The overall goal of this project is to develop protocols for SI-traceable calibration, evaluation and certification of elemental mercury (Hg0) and oxidised mercury (HgII) gas generators used in the field. This research will feed into the standardisation technical committee CEN/TC264/WG8.
The specific objectives of the project are:
- To develop and validate a protocol for the SI-traceable certification of elemental mercury (Hg0) gas generators used in the field based on (1) direct comparison and (2) indirect comparison with the primary mercury gas standard. The validation will include repeatability, reproducibility and uncertainty evaluation of the certification procedures at emission and ambient levels extended to the sub ng/m3 level.

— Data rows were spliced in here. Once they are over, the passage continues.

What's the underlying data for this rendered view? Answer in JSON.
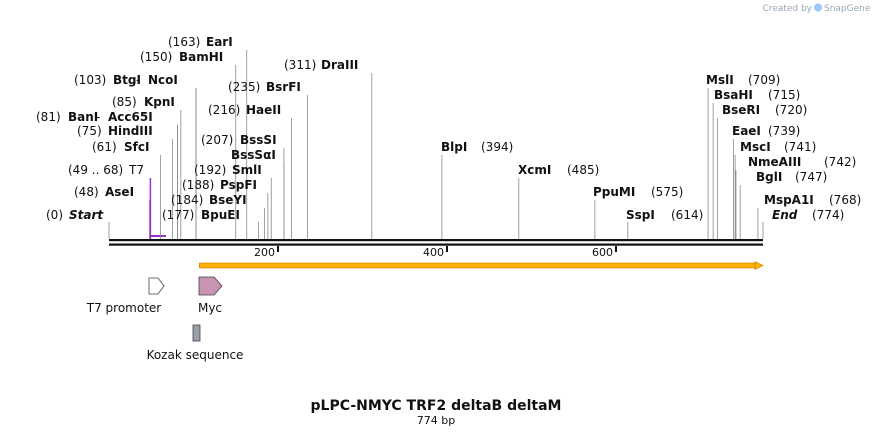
{
  "credit": {
    "prefix": "Created by",
    "brand": "SnapGene"
  },
  "title": "pLPC-NMYC TRF2 deltaB deltaM",
  "subtitle": "774 bp",
  "sequence_length": 774,
  "sites": [
    {
      "name": "Start",
      "pos_label": "(0)",
      "pos": 0,
      "italic": true
    },
    {
      "name": "AseI",
      "pos_label": "(48)",
      "pos": 48
    },
    {
      "name": "T7",
      "pos_label": "(49 .. 68)",
      "pos": 49,
      "color": "#9933cc"
    },
    {
      "name": "SfcI",
      "pos_label": "(61)",
      "pos": 61
    },
    {
      "name": "HindIII",
      "pos_label": "(75)",
      "pos": 75
    },
    {
      "name": "BanI",
      "pos_label": "(81)",
      "pos": 81
    },
    {
      "name": "Acc65I",
      "pos_label": "",
      "pos": 81,
      "prefix": "-"
    },
    {
      "name": "KpnI",
      "pos_label": "(85)",
      "pos": 85
    },
    {
      "name": "BtgI",
      "pos_label": "(103)",
      "pos": 103
    },
    {
      "name": "NcoI",
      "pos_label": "",
      "pos": 103,
      "prefix": "-"
    },
    {
      "name": "BamHI",
      "pos_label": "(150)",
      "pos": 150
    },
    {
      "name": "EarI",
      "pos_label": "(163)",
      "pos": 163
    },
    {
      "name": "BpuEI",
      "pos_label": "(177)",
      "pos": 177
    },
    {
      "name": "BseYI",
      "pos_label": "(184)",
      "pos": 184
    },
    {
      "name": "PspFI",
      "pos_label": "(188)",
      "pos": 188
    },
    {
      "name": "SmlI",
      "pos_label": "(192)",
      "pos": 192
    },
    {
      "name": "BssSαI",
      "pos_label": "",
      "pos": 207
    },
    {
      "name": "BssSI",
      "pos_label": "(207)",
      "pos": 207
    },
    {
      "name": "HaeII",
      "pos_label": "(216)",
      "pos": 216
    },
    {
      "name": "BsrFI",
      "pos_label": "(235)",
      "pos": 235
    },
    {
      "name": "DraIII",
      "pos_label": "(311)",
      "pos": 311
    },
    {
      "name": "BlpI",
      "pos_label": "(394)",
      "pos": 394
    },
    {
      "name": "XcmI",
      "pos_label": "(485)",
      "pos": 485
    },
    {
      "name": "PpuMI",
      "pos_label": "(575)",
      "pos": 575
    },
    {
      "name": "SspI",
      "pos_label": "(614)",
      "pos": 614
    },
    {
      "name": "MslI",
      "pos_label": "(709)",
      "pos": 709
    },
    {
      "name": "BsaHI",
      "pos_label": "(715)",
      "pos": 715
    },
    {
      "name": "BseRI",
      "pos_label": "(720)",
      "pos": 720
    },
    {
      "name": "EaeI",
      "pos_label": "(739)",
      "pos": 739
    },
    {
      "name": "MscI",
      "pos_label": "(741)",
      "pos": 741
    },
    {
      "name": "NmeAIII",
      "pos_label": "(742)",
      "pos": 742
    },
    {
      "name": "BglI",
      "pos_label": "(747)",
      "pos": 747
    },
    {
      "name": "MspA1I",
      "pos_label": "(768)",
      "pos": 768
    },
    {
      "name": "End",
      "pos_label": "(774)",
      "pos": 774,
      "italic": true
    }
  ],
  "ruler_ticks": [
    {
      "value": 200,
      "label": "200"
    },
    {
      "value": 400,
      "label": "400"
    },
    {
      "value": 600,
      "label": "600"
    }
  ],
  "features": [
    {
      "name": "T7 promoter",
      "start": 49,
      "end": 68,
      "kind": "promoter",
      "color": "#ffffff"
    },
    {
      "name": "Myc",
      "start": 107,
      "end": 136,
      "kind": "cds",
      "color": "#c894b4"
    },
    {
      "name": "Kozak sequence",
      "start": 101,
      "end": 110,
      "kind": "misc",
      "color": "#9aa0aa"
    }
  ],
  "orf_arrow": {
    "start": 107,
    "end": 774,
    "color": "#ffb000"
  },
  "colors": {
    "backbone": "#111111",
    "line": "#888888",
    "t7_mark": "#9933cc"
  }
}
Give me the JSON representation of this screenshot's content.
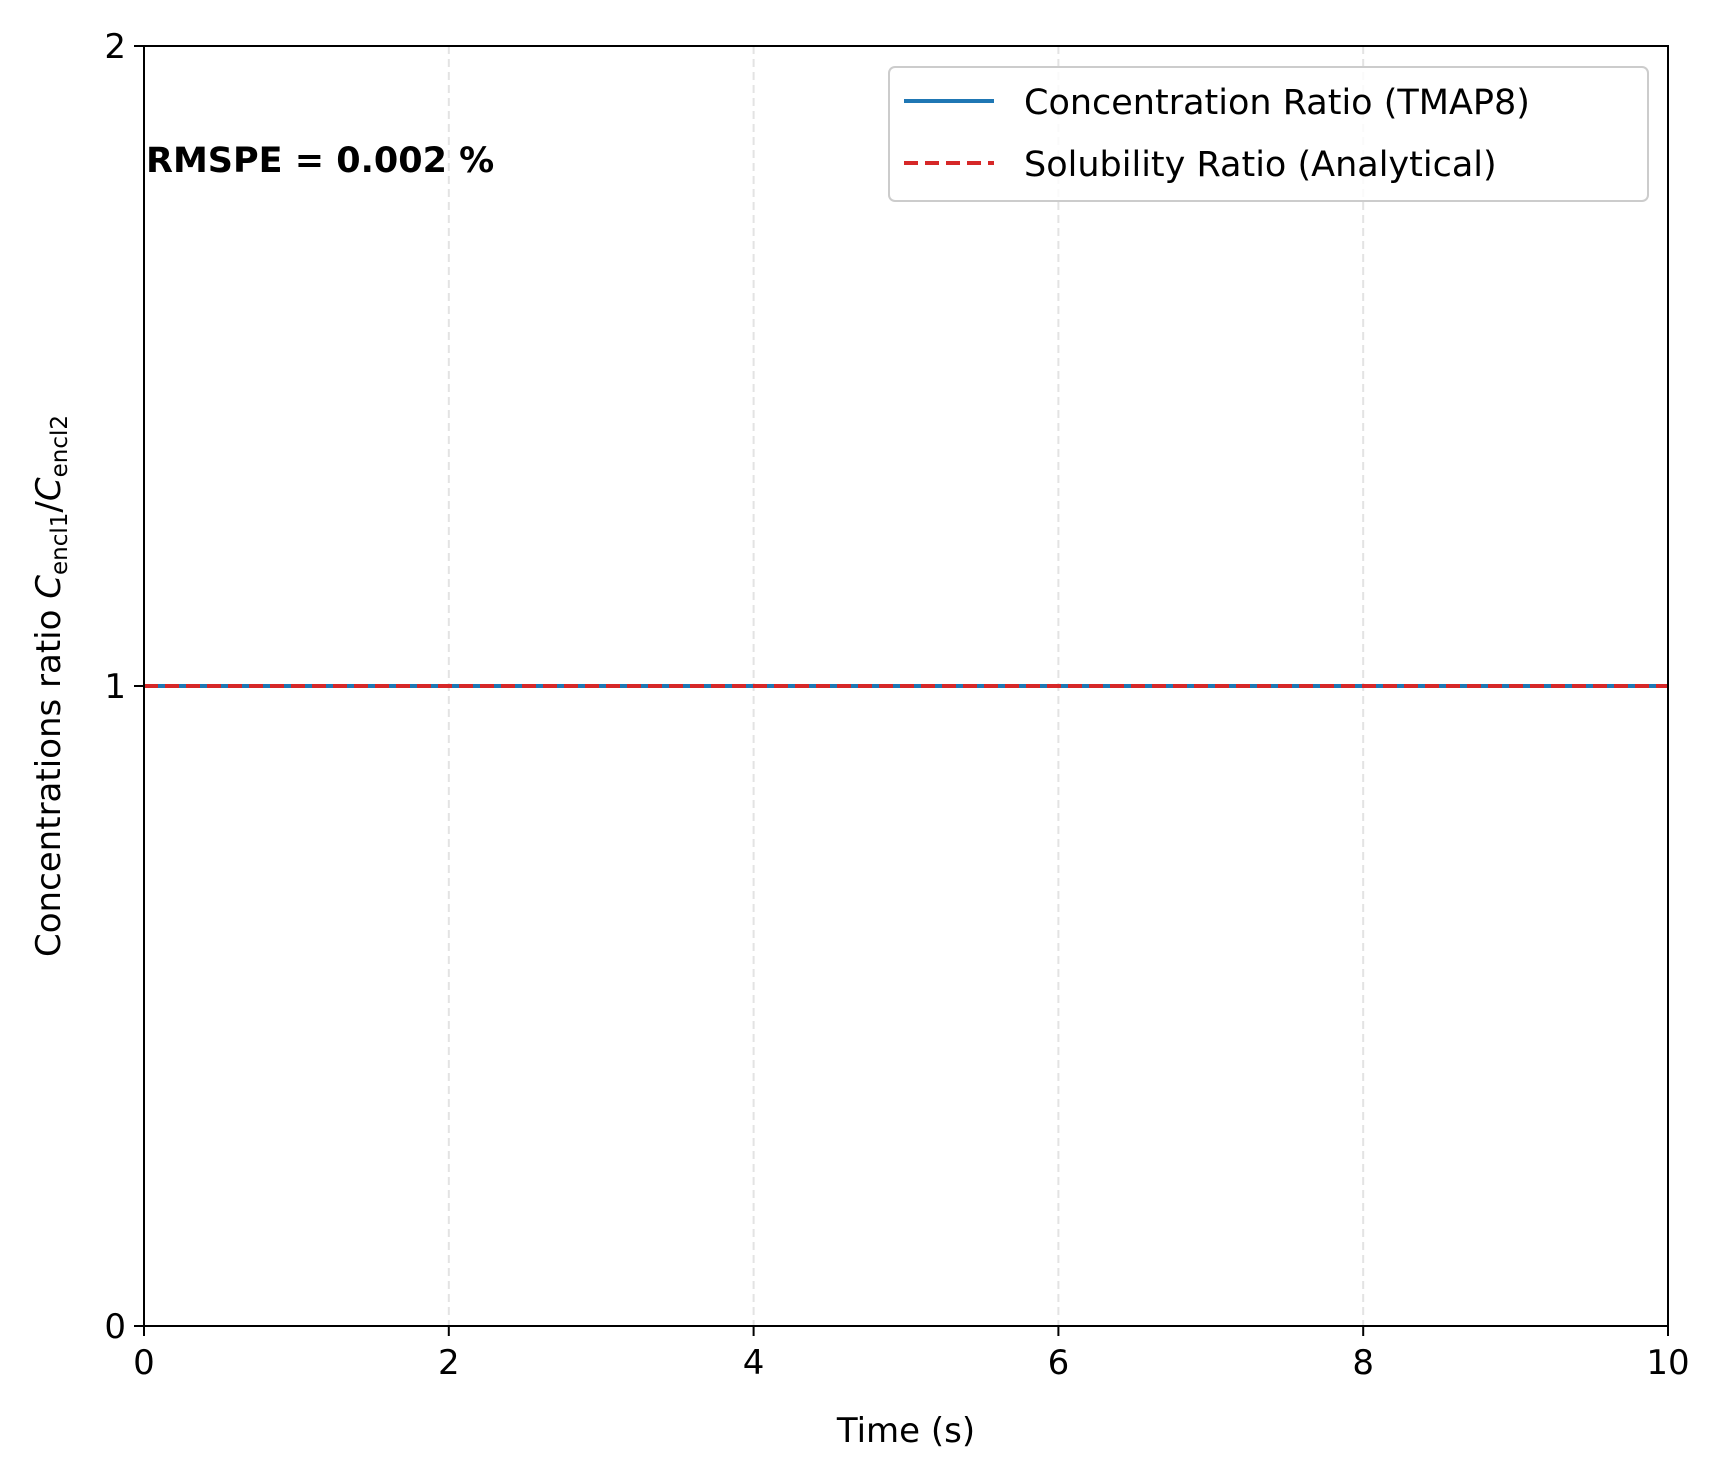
{
  "chart_data": {
    "type": "line",
    "xlabel": "Time (s)",
    "ylabel": {
      "prefix": "Concentrations ratio ",
      "c1": "C",
      "sub1": "encl1",
      "slash": "/",
      "c2": "C",
      "sub2": "encl2"
    },
    "xlim": [
      0,
      10
    ],
    "ylim": [
      0,
      2
    ],
    "xticks": [
      0,
      2,
      4,
      6,
      8,
      10
    ],
    "yticks": [
      0,
      1,
      2
    ],
    "grid": "x-only, dashed",
    "legend_position": "top-right",
    "annotation": "RMSPE = 0.002 %",
    "series": [
      {
        "name": "Concentration Ratio (TMAP8)",
        "style": "solid",
        "color": "#1f77b4",
        "x": [
          0,
          10
        ],
        "y": [
          1.0,
          1.0
        ]
      },
      {
        "name": "Solubility Ratio (Analytical)",
        "style": "dashed",
        "color": "#d62728",
        "x": [
          0,
          10
        ],
        "y": [
          1.0,
          1.0
        ]
      }
    ]
  }
}
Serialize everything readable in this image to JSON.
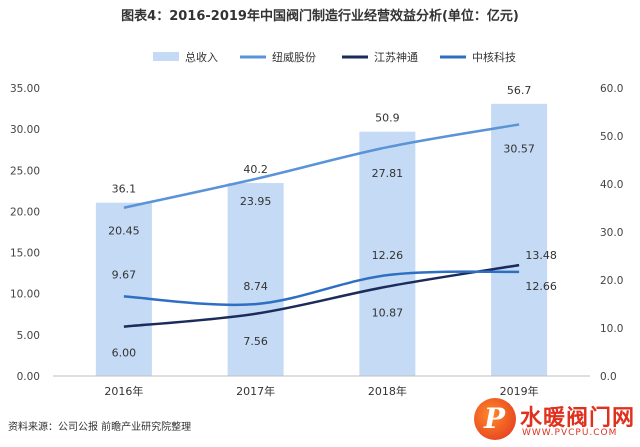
{
  "chart_data": {
    "type": "bar",
    "title": "图表4：2016-2019年中国阀门制造行业经营效益分析(单位：亿元)",
    "categories": [
      "2016年",
      "2017年",
      "2018年",
      "2019年"
    ],
    "ylim_left": [
      0,
      35
    ],
    "ylim_right": [
      0,
      60
    ],
    "yticks_left": [
      "0.00",
      "5.00",
      "10.00",
      "15.00",
      "20.00",
      "25.00",
      "30.00",
      "35.00"
    ],
    "yticks_right": [
      "0.0",
      "10.0",
      "20.0",
      "30.0",
      "40.0",
      "50.0",
      "60.0"
    ],
    "grid": false,
    "legend_position": "top",
    "series": [
      {
        "name": "总收入",
        "kind": "bar",
        "axis": "right",
        "values": [
          36.1,
          40.2,
          50.9,
          56.7
        ],
        "labels": [
          "36.1",
          "40.2",
          "50.9",
          "56.7"
        ],
        "color": "#c5daf4"
      },
      {
        "name": "纽威股份",
        "kind": "line",
        "axis": "left",
        "values": [
          20.45,
          23.95,
          27.81,
          30.57
        ],
        "labels": [
          "20.45",
          "23.95",
          "27.81",
          "30.57"
        ],
        "color": "#5b93d8"
      },
      {
        "name": "江苏神通",
        "kind": "line",
        "axis": "left",
        "values": [
          6.0,
          7.56,
          10.87,
          13.48
        ],
        "labels": [
          "6.00",
          "7.56",
          "10.87",
          "13.48"
        ],
        "color": "#1a2b5c"
      },
      {
        "name": "中核科技",
        "kind": "line",
        "axis": "left",
        "values": [
          9.67,
          8.74,
          12.26,
          12.66
        ],
        "labels": [
          "9.67",
          "8.74",
          "12.26",
          "12.66"
        ],
        "color": "#2e6fc4"
      }
    ]
  },
  "source": "资料来源：公司公报 前瞻产业研究院整理",
  "logo": {
    "letter": "P",
    "name": "水暖阀门网",
    "url": "WWW.PVCPU.COM"
  }
}
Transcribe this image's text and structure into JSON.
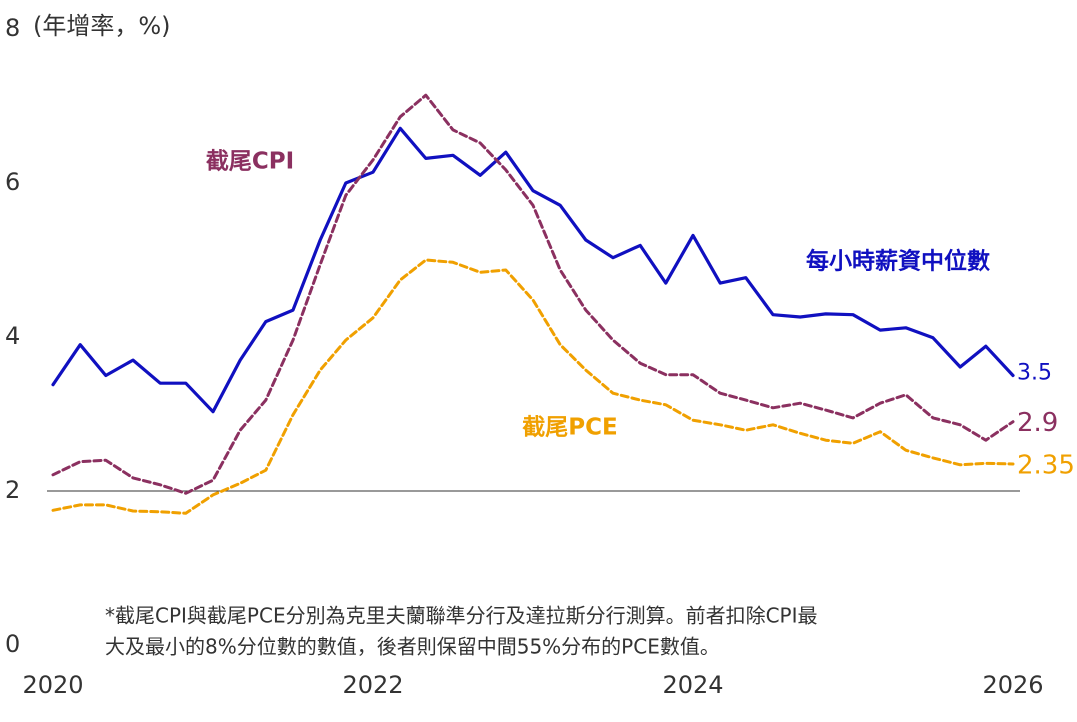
{
  "chart_data": {
    "type": "line",
    "y_label": "(年增率，%)",
    "footnote": [
      "*截尾CPI與截尾PCE分別為克里夫蘭聯準分行及達拉斯分行測算。前者扣除CPI最",
      "大及最小的8%分位數的數值，後者則保留中間55%分布的PCE數值。"
    ],
    "x": [
      2020,
      2020.17,
      2020.33,
      2020.5,
      2020.67,
      2020.83,
      2021,
      2021.17,
      2021.33,
      2021.5,
      2021.67,
      2021.83,
      2022,
      2022.17,
      2022.33,
      2022.5,
      2022.67,
      2022.83,
      2023,
      2023.17,
      2023.33,
      2023.5,
      2023.67,
      2023.83,
      2024,
      2024.17,
      2024.33,
      2024.5,
      2024.67,
      2024.83,
      2025,
      2025.17,
      2025.33,
      2025.5,
      2025.67,
      2025.83,
      2026
    ],
    "series": [
      {
        "name": "每小時薪資中位數",
        "color": "#1010c0",
        "dash": false,
        "values": [
          3.38,
          3.9,
          3.5,
          3.7,
          3.4,
          3.4,
          3.03,
          3.7,
          4.2,
          4.35,
          5.26,
          6.0,
          6.14,
          6.71,
          6.32,
          6.36,
          6.1,
          6.4,
          5.9,
          5.71,
          5.26,
          5.03,
          5.19,
          4.7,
          5.32,
          4.7,
          4.77,
          4.29,
          4.26,
          4.3,
          4.29,
          4.09,
          4.12,
          3.99,
          3.61,
          3.88,
          3.5
        ]
      },
      {
        "name": "截尾CPI",
        "color": "#8b3060",
        "dash": true,
        "values": [
          2.21,
          2.38,
          2.4,
          2.17,
          2.08,
          1.97,
          2.14,
          2.79,
          3.18,
          3.96,
          4.94,
          5.84,
          6.3,
          6.86,
          7.14,
          6.69,
          6.52,
          6.17,
          5.71,
          4.87,
          4.35,
          3.96,
          3.66,
          3.51,
          3.51,
          3.27,
          3.18,
          3.08,
          3.14,
          3.05,
          2.95,
          3.14,
          3.25,
          2.95,
          2.86,
          2.66,
          2.9
        ]
      },
      {
        "name": "截尾PCE",
        "color": "#f0a000",
        "dash": true,
        "values": [
          1.75,
          1.82,
          1.82,
          1.74,
          1.73,
          1.71,
          1.95,
          2.1,
          2.27,
          2.99,
          3.57,
          3.96,
          4.25,
          4.74,
          5.0,
          4.97,
          4.84,
          4.87,
          4.48,
          3.9,
          3.57,
          3.27,
          3.18,
          3.12,
          2.92,
          2.86,
          2.79,
          2.86,
          2.75,
          2.66,
          2.62,
          2.77,
          2.53,
          2.43,
          2.34,
          2.36,
          2.35
        ]
      }
    ],
    "xlim": [
      2020,
      2026
    ],
    "xticks": [
      2020,
      2022,
      2024,
      2026
    ],
    "ylim": [
      0,
      8
    ],
    "yticks": [
      0,
      2,
      4,
      6,
      8
    ],
    "reference_line": 2
  }
}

- To validate a certification protocol for the certification of oxidised mercury (HgII) gas generators used in the field for low mercury concentrations present in the atmosphere and higher concentrations from emission sources. The validation will include (1) metrological evaluation of state-of-the-art dual Hg0 and HgII analytical systems, (2) repeatability, reproducibility and uncertainty evaluation of the certification procedures at representative concentration levels extended to the low ng/m3 level.
- To organise a performance evaluation to gather data on the characteristics of at least three Hg0 and three HgII gas generators on the market.
- To support the development of a suitable calibration system for mercury measurements in the atmosphere, as part of the global mercury observation system used to measure the effectiveness of the implementation of the Minamata Convention, by the dissemination of scientific outcomes through guidance documents for accurate field measurement and uncertainty assessment.
- To facilitate the take up of protocols, methods, technology and measurement infrastructure developed in the project by the standards developing organisations (e.g. CEN/TC264/WG8 “Mercury Emissions”) and end-users (energy sector, instrument manufacturers, atmospheric air monitoring networks and heavy industry).